In Indonesia, De Heus feed products are marketed from Banda Aceh to Papua. With the CJ Feed & Care acquisition, De Heus has increased its total number of mills to 11 in Indonesia, with the addition of two mills in Sumatra—in Medan and Lampung—and other facilities in Kalimantan. According to Kay, the timing of the CJ Feed & Care acquisition is particularly important in relation to the government’s free nutritious meal programme (MBG).
Furthermore, the CJ Feed & Care mills acquired also include a chicken hatchery producing day-old chicks (DOC). De Heus selectively invests in breeding units to ensure independent farmers have reliable access to high-quality genetics.
“We hope to support the government’s free nutritious meal programme. Positive experience from other countries can be developed in Indonesia,” said Kay.
In Indonesia, with the existing CJ Feed & Care business foundation, De Heus is determined to further strengthen access to superior genetics and breeding support to empower farmers and increase sustainable production outcomes.
“This acquisition is an important milestone in our long-term strategy to strengthen De Heus’s presence in Asia,” said Gabor Fluit, CEO of De Heus Animal Nutrition, in a written statement.

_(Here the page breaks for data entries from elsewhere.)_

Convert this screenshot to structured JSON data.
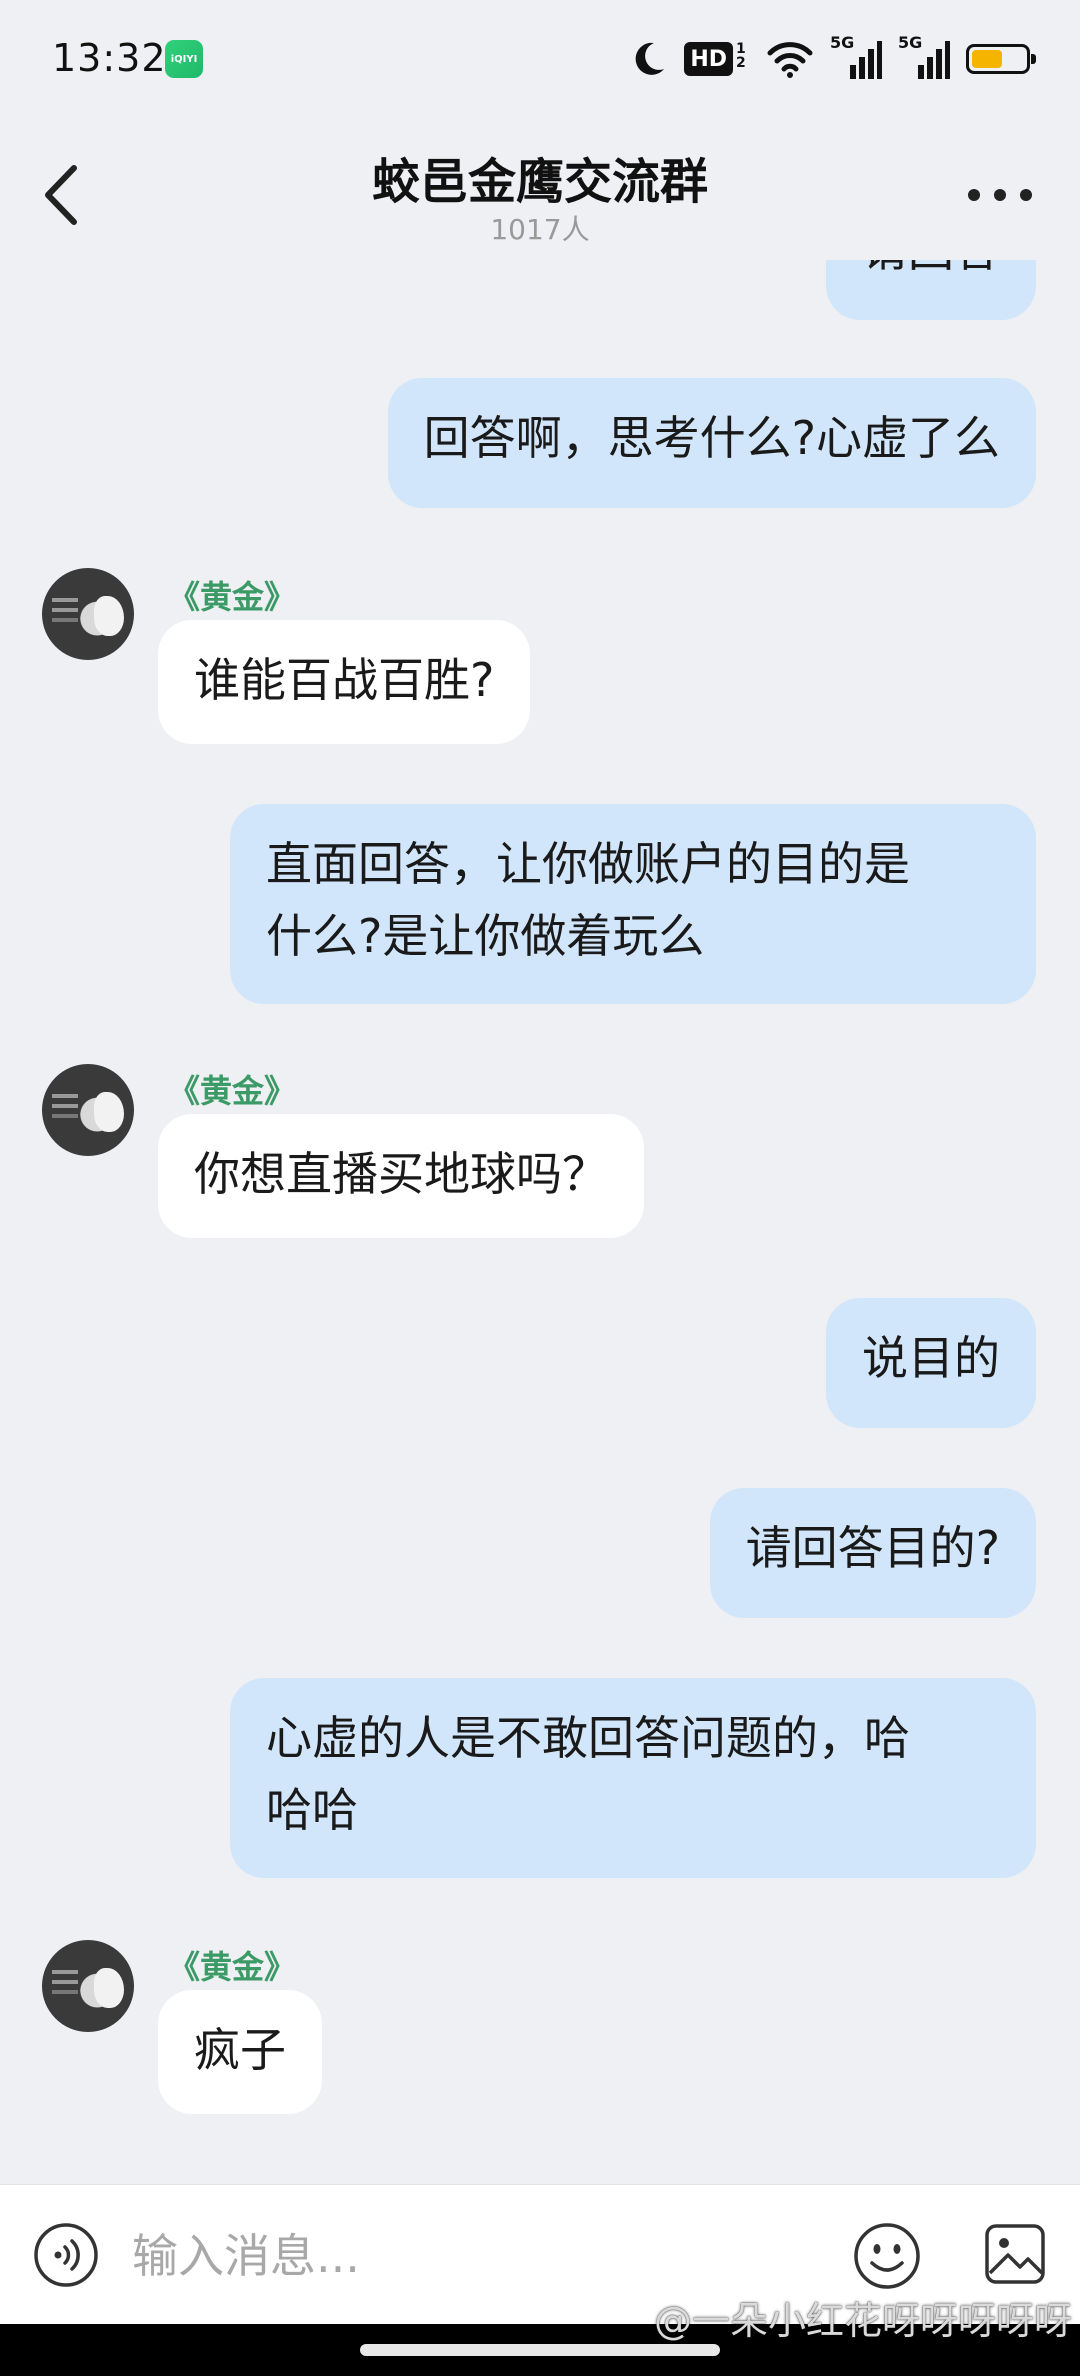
{
  "status_bar": {
    "time": "13:32",
    "app_badge": "iQIYI",
    "hd": "HD",
    "hd_sub": "1 2",
    "signal1_label": "5G",
    "signal2_label": "5G",
    "battery_level": 0.58,
    "battery_color": "#F5B400"
  },
  "header": {
    "title": "蛟邑金鹰交流群",
    "member_count": "1017人",
    "back_icon": "chevron-left-icon",
    "more_icon": "more-horizontal-icon"
  },
  "messages": [
    {
      "direction": "out",
      "text": "请回答"
    },
    {
      "direction": "out",
      "text": "回答啊，思考什么?心虚了么"
    },
    {
      "direction": "in",
      "sender": "《黄金》",
      "text": "谁能百战百胜?"
    },
    {
      "direction": "out",
      "text": "直面回答，让你做账户的目的是\n什么?是让你做着玩么"
    },
    {
      "direction": "in",
      "sender": "《黄金》",
      "text": "你想直播买地球吗？"
    },
    {
      "direction": "out",
      "text": "说目的"
    },
    {
      "direction": "out",
      "text": "请回答目的?"
    },
    {
      "direction": "out",
      "text": "心虚的人是不敢回答问题的，哈\n哈哈"
    },
    {
      "direction": "in",
      "sender": "《黄金》",
      "text": "疯子"
    }
  ],
  "input_bar": {
    "placeholder": "输入消息...",
    "icons": [
      "voice-icon",
      "emoji-icon",
      "image-icon"
    ]
  },
  "watermark": "@一朵小红花呀呀呀呀呀",
  "colors": {
    "background": "#EEF0F3",
    "outgoing_bubble": "#D2E6FB",
    "incoming_bubble": "#FFFFFF",
    "sender_name": "#3C9A66"
  }
}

By combining CJ Feed & Care’s technical expertise and customer relationships with De Heus’s more than a century of experience in animal nutrition and livestock management, the acquisition is expected to accelerate growth and deliver higher value to farmers.

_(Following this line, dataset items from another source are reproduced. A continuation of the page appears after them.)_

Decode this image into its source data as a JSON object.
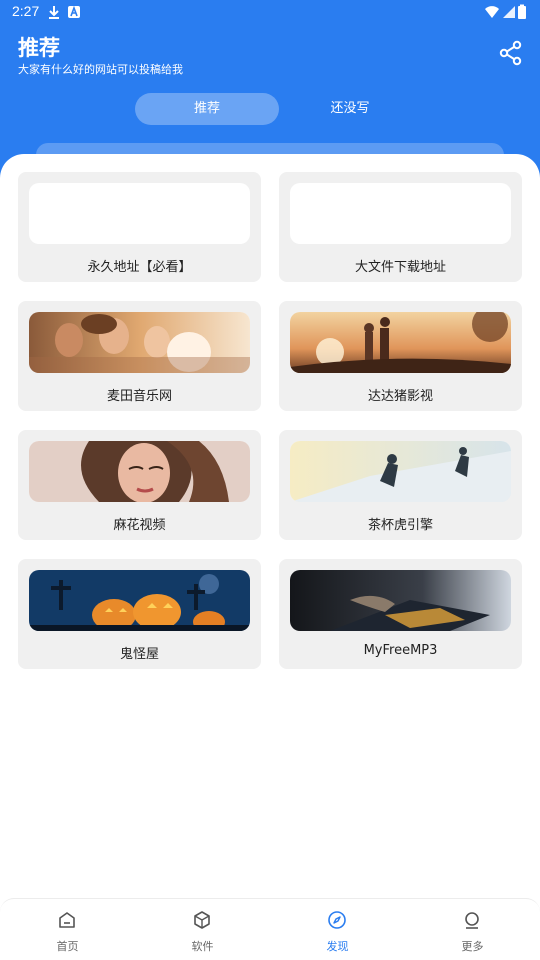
{
  "status_bar": {
    "time": "2:27"
  },
  "header": {
    "title": "推荐",
    "subtitle": "大家有什么好的网站可以投稿给我",
    "share_icon": "share-icon"
  },
  "tabs": [
    {
      "label": "推荐",
      "active": true
    },
    {
      "label": "还没写",
      "active": false
    }
  ],
  "cards": [
    {
      "label": "永久地址【必看】",
      "thumb": "blank"
    },
    {
      "label": "大文件下载地址",
      "thumb": "blank"
    },
    {
      "label": "麦田音乐网",
      "thumb": "friends-photo"
    },
    {
      "label": "达达猪影视",
      "thumb": "family-sunset-photo"
    },
    {
      "label": "麻花视频",
      "thumb": "woman-portrait-photo"
    },
    {
      "label": "茶杯虎引擎",
      "thumb": "hikers-snow-photo"
    },
    {
      "label": "鬼怪屋",
      "thumb": "pumpkins-photo"
    },
    {
      "label": "MyFreeMP3",
      "thumb": "laptop-photo"
    }
  ],
  "bottom_nav": [
    {
      "label": "首页",
      "icon": "home-icon",
      "active": false
    },
    {
      "label": "软件",
      "icon": "cube-icon",
      "active": false
    },
    {
      "label": "发现",
      "icon": "compass-icon",
      "active": true
    },
    {
      "label": "更多",
      "icon": "person-icon",
      "active": false
    }
  ],
  "colors": {
    "primary": "#2a7df0",
    "card_bg": "#f0f0f0"
  }
}
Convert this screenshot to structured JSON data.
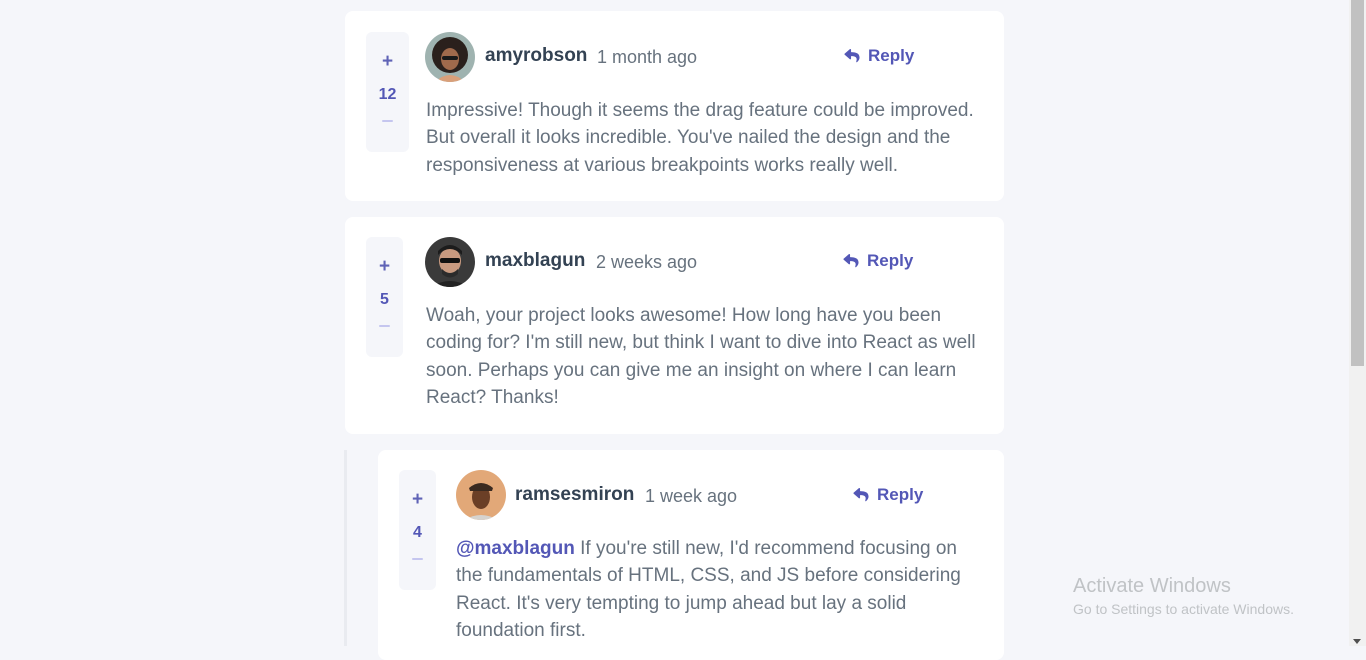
{
  "comments": [
    {
      "score": "12",
      "plus": "+",
      "username": "amyrobson",
      "time": "1 month ago",
      "reply_label": "Reply",
      "content": "Impressive! Though it seems the drag feature could be improved. But overall it looks incredible. You've nailed the design and the responsiveness at various breakpoints works really well."
    },
    {
      "score": "5",
      "plus": "+",
      "username": "maxblagun",
      "time": "2 weeks ago",
      "reply_label": "Reply",
      "content": "Woah, your project looks awesome! How long have you been coding for? I'm still new, but think I want to dive into React as well soon. Perhaps you can give me an insight on where I can learn React? Thanks!"
    }
  ],
  "replies": [
    {
      "score": "4",
      "plus": "+",
      "username": "ramsesmiron",
      "time": "1 week ago",
      "reply_label": "Reply",
      "mention": "@maxblagun",
      "content": " If you're still new, I'd recommend focusing on the fundamentals of HTML, CSS, and JS before considering React. It's very tempting to jump ahead but lay a solid foundation first."
    }
  ],
  "watermark": {
    "title": "Activate Windows",
    "subtitle": "Go to Settings to activate Windows."
  },
  "colors": {
    "accent": "#5357b6",
    "background": "#f5f6fa",
    "text": "#67727e",
    "heading": "#334253"
  }
}
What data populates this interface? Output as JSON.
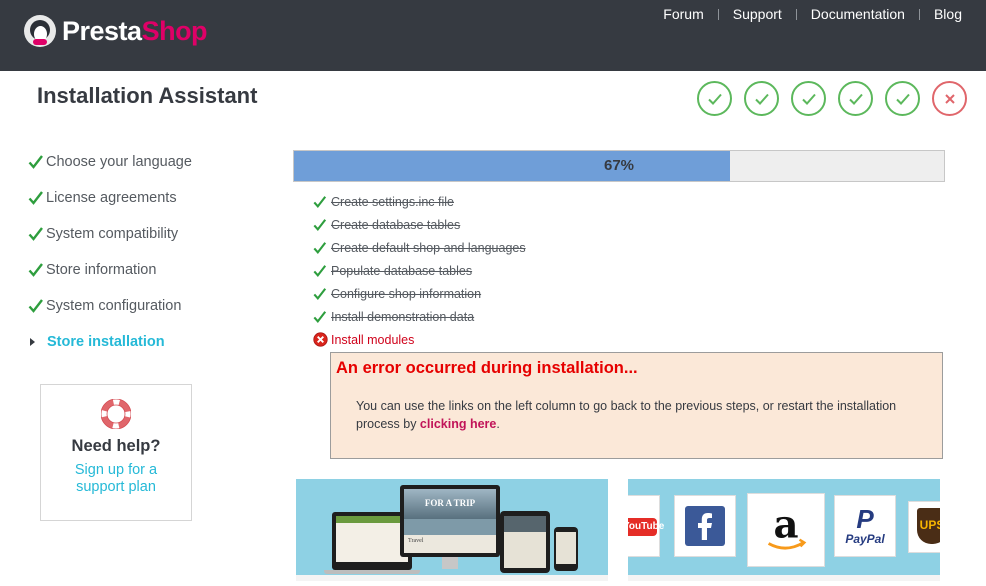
{
  "header": {
    "logo": {
      "part1": "Presta",
      "part2": "Shop"
    },
    "nav": [
      "Forum",
      "Support",
      "Documentation",
      "Blog"
    ]
  },
  "page": {
    "title": "Installation Assistant"
  },
  "steps": {
    "completed": 5,
    "total": 6,
    "last_status": "error"
  },
  "sidebar": {
    "items": [
      {
        "label": "Choose your language",
        "status": "done"
      },
      {
        "label": "License agreements",
        "status": "done"
      },
      {
        "label": "System compatibility",
        "status": "done"
      },
      {
        "label": "Store information",
        "status": "done"
      },
      {
        "label": "System configuration",
        "status": "done"
      },
      {
        "label": "Store installation",
        "status": "current"
      }
    ],
    "help": {
      "title": "Need help?",
      "link": "Sign up for a support plan"
    }
  },
  "progress": {
    "percent": 67,
    "label": "67%"
  },
  "tasks": [
    {
      "label": "Create settings.inc file",
      "status": "done"
    },
    {
      "label": "Create database tables",
      "status": "done"
    },
    {
      "label": "Create default shop and languages",
      "status": "done"
    },
    {
      "label": "Populate database tables",
      "status": "done"
    },
    {
      "label": "Configure shop information",
      "status": "done"
    },
    {
      "label": "Install demonstration data",
      "status": "done"
    },
    {
      "label": "Install modules",
      "status": "failed"
    }
  ],
  "error": {
    "title": "An error occurred during installation...",
    "body": "You can use the links on the left column to go back to the previous steps, or restart the installation process by ",
    "link": "clicking here",
    "suffix": "."
  },
  "promos": {
    "themes": {
      "screen_text": "FOR A TRIP",
      "caption": "Travel"
    },
    "modules": {
      "logos": [
        "YouTube",
        "Facebook",
        "Amazon",
        "PayPal",
        "UPS"
      ]
    }
  },
  "colors": {
    "header_bg": "#363a41",
    "brand_pink": "#df0067",
    "accent_cyan": "#25b9d7",
    "success_green": "#5cb85c",
    "error_red": "#e60000",
    "progress_blue": "#6f9ed8"
  }
}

“Together, we are building a future where farmers and their communities can grow and contribute to a sustainable and resilient animal protein sector,” said Gabor.

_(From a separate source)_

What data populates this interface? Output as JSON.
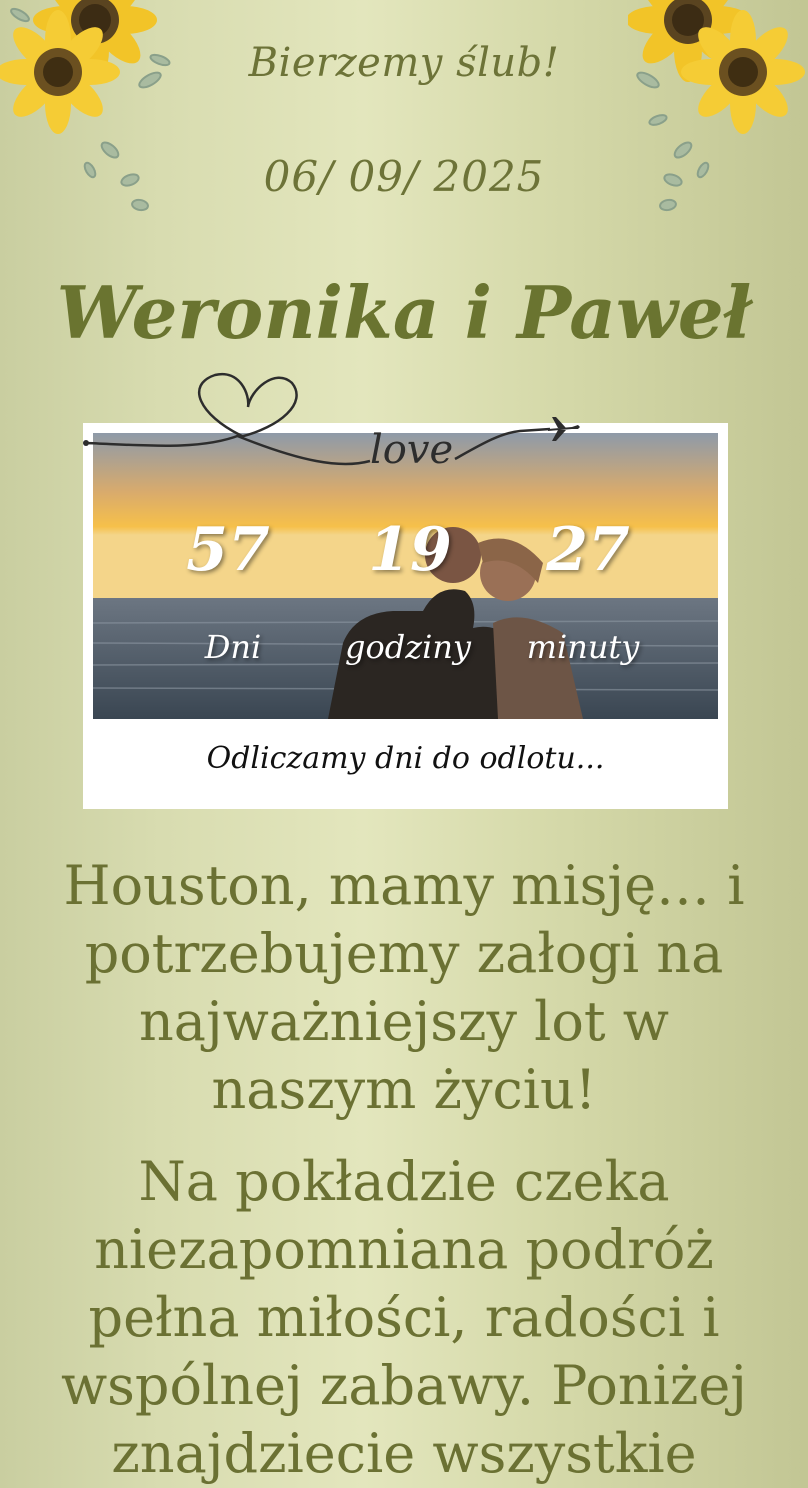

In Indonesia, Kay observed that efficiency remains a central issue in the animal feed industry. The number of feed mills is very large, but capacity utilisation rates stand at only 50 per cent. Consequently, the capacity used is only half of the maximum available capacity, resulting in inefficiency.
“De Heus’s strategy for Indonesia is therefore to acquire rather than build new mills. Building a new factory would indeed add capacity, but efficiency for Indonesia in the feed mill business would decline further. So De Heus has an acquisition strategy,” said Kay.
Recognising Indonesia’s considerable potential, De Heus began exploring the Indonesian market in 2016. However, the company officially commenced operations in Indonesia in 2018. Mita Agustina, Branding and Marketing Communication Manager of De Heus Indonesia, added that De Heus conducted its first acquisition in Indonesia in late 2018 by acquiring UAB (Universal Agri Bisnisindo).
Subsequently, in June 2020, De Heus completed its feed operations by acquiring Neovia Indonesia (PT Welgro Feedmill and PT Wirifa Sakti) from Archer Daniels Midland (ADM). “It was not ADM itself that we acquired. We took ADM’s mills. ADM still operates to this day,” said Mita.
According to Kay, Indonesia is a large country with a population of nearly 300 million. However, protein consumption among Indonesians remains very low. De Heus works to achieve the highest possible conversion of feed into animal protein by optimising business outcomes for De Heus customers, which consist of meat, dairy, egg, and fish producers.
As Indonesia’s population continues to grow, the potential demand for protein consumption is expected to rise further. Although no specific figure was disclosed, De Heus confirmed that its investment value in Indonesia ranks as the third largest among all of De Heus’s global investments. Eighty per cent of the raw materials for feed produced by De Heus in Indonesia come from local markets.
Beyond providing high-quality feed products, De Heus also provides services and knowledge on animal nutrition, livestock farming, and animal science, enabling efficiency improvements and technological advancement. De Heus continues to strengthen its presence in the region.